CHEF TALK
On a monthly basis, Executive
Chef David Daggett will share with you new
recipes or ideas for creating culinary excellence.
Chef Talk by
Executive Chef David Daggett
Tastebuds Epicurean Cafe & Catering
www.tastebudscateringfortcollins.com
GLUTEN FREE CRACKERS
More and more people are avoiding wheat and wheat products. Whether do to celiac disease or just by choice. We see more products available in our grocery stores featuring gluten and dairy free foods. A lot of our favorite foods contain wheat or wheat by-products, most notable; breads and crackers. Trying to find healthy alternatives to breads and crackers is challenging, there are a number of ingredients and products out there for us to enjoy and explore on our own either with variations of standard recipes or creating our own.

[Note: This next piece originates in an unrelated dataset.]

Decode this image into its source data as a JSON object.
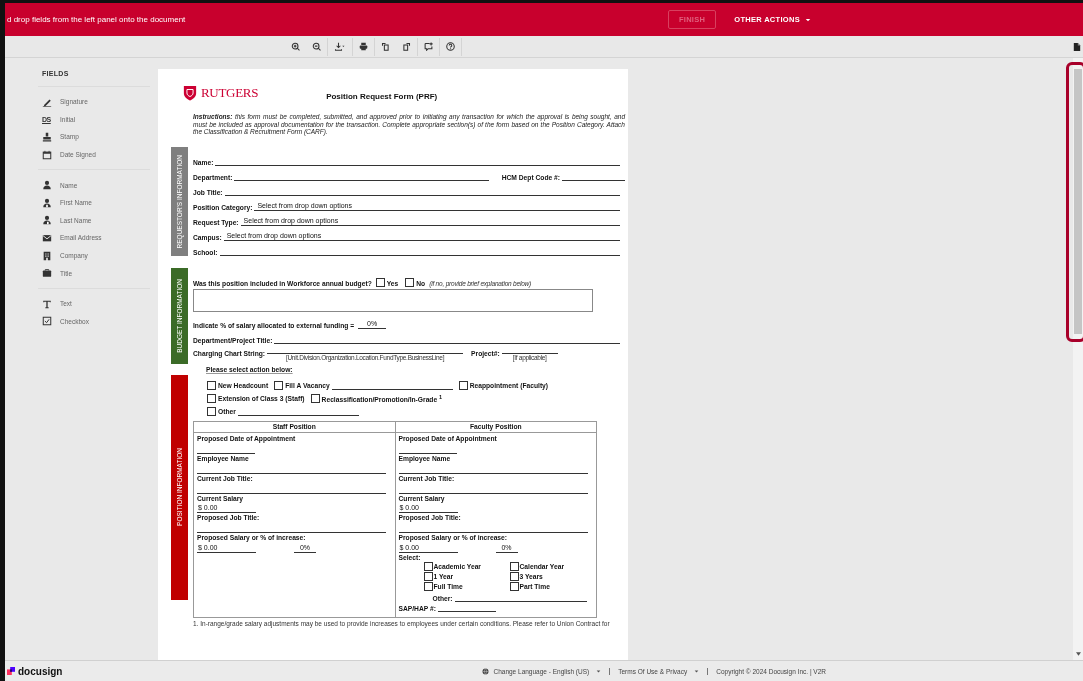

I would like to spend the next few months sharing some of my gluten free recipes with you. They are pretty easy to make and have great flavor and texture. They also have a low carb, low sugar count! The two recipes that follow are for crackers, one savory and one sweet. They are great on their own or as an accompaniment to a meal or snack. I hope you enjoy them!
All the ingredients are readily available in health food stores either by bulk or pre-packaged.
CHICKPEA CRACKERS WITH SEEDS
3/4C Chickpea Flour
1/3C Almond Meal
3TBL Flax Meal
2TBL Physillium Powder
1/2tsp Kosher or Sea Salt
1/4tsp Baking Soda
1TBL Dehydrated Cane Juice
2TBL Olive Oil
5TBL Water
Poppy Seeds, Sesame Seeds, Fennel Seeds, etc.
Procedure: Pre-heat oven to 365°. In a mixing bowl combine all dry ingredients and mix till well blended. Add Olive Oil and water and stir till dough is combined, knead lightly; dough should be moist and soft. Form dough into rectangle and place on a large piece of plastic wrap, place another large piece of plastic wrap on top of dough. Gently roll out crackers to approximately an 1/8” thick. Remove the top piece of plastic wrap, flip the dough onto a non-stick cookie sheet or a cookie sheet with parchment paper. Remove the second plastic wrap, sprinkle dough with assorted seeds and lightly press them into the dough. From here you can score the dough with a pizza cutter in small squares or just bake off as a whole sheet. Place dough in oven and bake approximately 15-20 minutes or until the crackers start to turn lightly brown. Remove from oven and let cool. Store crackers in a airtight container.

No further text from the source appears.